Flight 714 is a peculiar Tintin. For starters, Captain Haddock doesn't get drunk once, and hardly screws up anything! Although there is considerable farce in the bedraggled millionaire Carreidas, adventure-story elements are prominent. Tintin and friends are spirited away to a small pacific island somewhere between Java and Australia where the people speak Indonesian. There is much gunplay, and though nobody gets shot there isn't any "I shoot your gun in two and make you angry" stuff either. Tintin and Captain Haddock wield submachine guns.

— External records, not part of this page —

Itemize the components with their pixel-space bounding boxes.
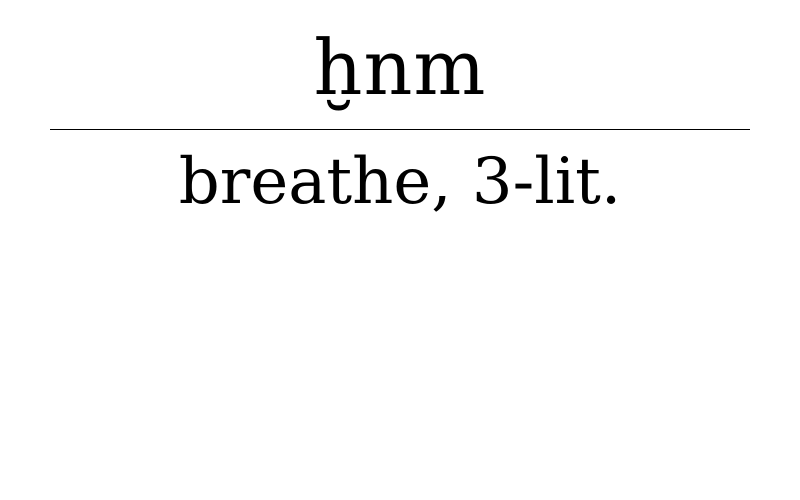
meaning-text: breathe, — [178, 145, 452, 219]
transliteration-heading: ḫnm — [313, 23, 487, 112]
classification-text: 3-lit. — [471, 145, 622, 219]
divider-line — [50, 129, 750, 130]
definition-line — [0, 140, 800, 224]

More importantly, the narrative goes strangely awry at midpoint. In his later graphic novels, Herge grew bored with normal narratives and invented various ways of disrupting expectations. For example, the Castafiore Emerald is a virtual shaggy-dog tale. In the case of Flight 714 halfway through aliens start directing Tintin telepathically! It turns out that, for no logical reason, the tiny pacific island Tintin and friends have been spirited to is an ancient meeting place between humans and aliens, with temples showing astronaut spacemen and other shades of Erich Von Daniken's Chariots of the Gods (published the same year). Eventually aliens save the day, erase everyone's memory and essentially bring everything back to the way it was at the start of the tale.

In any case, the appearance of the monitor is the first intimation that the island is stranger than first supposed. The monitor itself does not reenter the story, but the careful reader has been alerted.

Then again, I may be overthinking this.